To use a shared care rider, you and your partner first must both have a policy. You can buy them together, but technically each of you will have your own. The shared care rider links them and lets one partner use any unused benefits from the other. Let's say, for example, that you and your partner both have a $2,500 monthly benefit and a maximum lifetime benefit of $100,000. If your partner dies before using all of their benefits, the unused benefits are transferred to you at no additional cost. If your partner had used $25,000 in benefits and you hadn't used any at the time of their death, you'll now have $175,000 in benefits to work with when you need it.

Start looking for a long-term care insurance policy so you can feel more secure

Who should use shared care?

Any married couple or set of long-term domestic partners could benefit from using a shared care rider. The simple fact is that for a small monthly cost, you can make the most of the benefits you have already paid for if one of you were to die early or unexpectedly without having used all of the money available to you. If one partner thinks they might need extra care in old age shared care could be even more useful, giving them more money to pay for care once they no longer have the other partner to rely on.
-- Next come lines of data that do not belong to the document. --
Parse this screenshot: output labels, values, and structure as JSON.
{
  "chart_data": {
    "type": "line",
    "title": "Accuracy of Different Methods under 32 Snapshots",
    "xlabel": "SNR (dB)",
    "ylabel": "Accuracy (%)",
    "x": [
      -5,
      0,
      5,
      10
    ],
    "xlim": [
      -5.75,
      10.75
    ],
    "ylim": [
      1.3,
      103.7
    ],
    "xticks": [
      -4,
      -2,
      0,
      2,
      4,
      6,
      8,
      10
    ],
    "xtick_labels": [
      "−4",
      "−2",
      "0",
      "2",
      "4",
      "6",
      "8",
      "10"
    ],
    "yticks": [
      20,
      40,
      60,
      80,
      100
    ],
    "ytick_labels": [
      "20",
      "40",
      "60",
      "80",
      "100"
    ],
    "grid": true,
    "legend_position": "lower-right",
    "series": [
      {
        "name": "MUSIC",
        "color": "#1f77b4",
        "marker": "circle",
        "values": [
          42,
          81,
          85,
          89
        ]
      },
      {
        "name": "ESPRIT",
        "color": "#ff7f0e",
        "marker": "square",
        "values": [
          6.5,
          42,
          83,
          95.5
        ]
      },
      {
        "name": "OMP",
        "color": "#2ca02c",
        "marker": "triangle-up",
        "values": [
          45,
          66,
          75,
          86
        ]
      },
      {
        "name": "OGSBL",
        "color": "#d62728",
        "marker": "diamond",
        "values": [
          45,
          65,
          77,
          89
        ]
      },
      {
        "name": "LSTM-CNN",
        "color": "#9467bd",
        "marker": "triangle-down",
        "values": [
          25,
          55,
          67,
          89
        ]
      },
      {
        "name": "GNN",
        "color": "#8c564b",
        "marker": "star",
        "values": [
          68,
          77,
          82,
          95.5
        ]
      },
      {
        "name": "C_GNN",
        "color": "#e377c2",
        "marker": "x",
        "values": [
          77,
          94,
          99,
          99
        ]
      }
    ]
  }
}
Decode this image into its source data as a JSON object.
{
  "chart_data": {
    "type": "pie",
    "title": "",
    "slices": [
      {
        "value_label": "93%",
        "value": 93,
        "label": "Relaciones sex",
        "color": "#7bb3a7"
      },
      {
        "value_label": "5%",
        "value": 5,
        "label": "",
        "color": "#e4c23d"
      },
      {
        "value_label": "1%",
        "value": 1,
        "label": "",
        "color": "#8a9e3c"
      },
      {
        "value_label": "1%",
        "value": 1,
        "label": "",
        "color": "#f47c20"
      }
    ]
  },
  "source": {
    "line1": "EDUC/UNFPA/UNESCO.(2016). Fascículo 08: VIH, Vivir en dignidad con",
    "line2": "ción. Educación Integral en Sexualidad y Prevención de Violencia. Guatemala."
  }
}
How much long-term care insurance should you buy?

The question of how much coverage to buy is a personal one, driven by your own financial and medical situations. Getting help from a professional is often a good way to figure out your needs. 

"A good first step is a conversation with a trusted financial professional who can help you account for retirement assets, potential healthcare expenses in retirement and whether a stand-alone long-term care or linked-benefit policy may make sense for you," says Beligotti. 

After figuring out your retirement assets and how much you anticipate spending on healthcare, another thing to consider is where you plan to live in retirement – some states have their own programs to help with these costs. By taking these items into account you'll better be able to narrow down the correct amount of long-term care insurance to buy.

The bottom line

Long-term care insurance helps make sure you'll be able to pay for the services you need as you get older. If you have a partner, you can link your policy with theirs so that if one of you dies the other inherits their unused benefits. Not only does this potentially make life easier for the surviving partner, but it also makes sure you have the best chance to use the benefits you've paid for.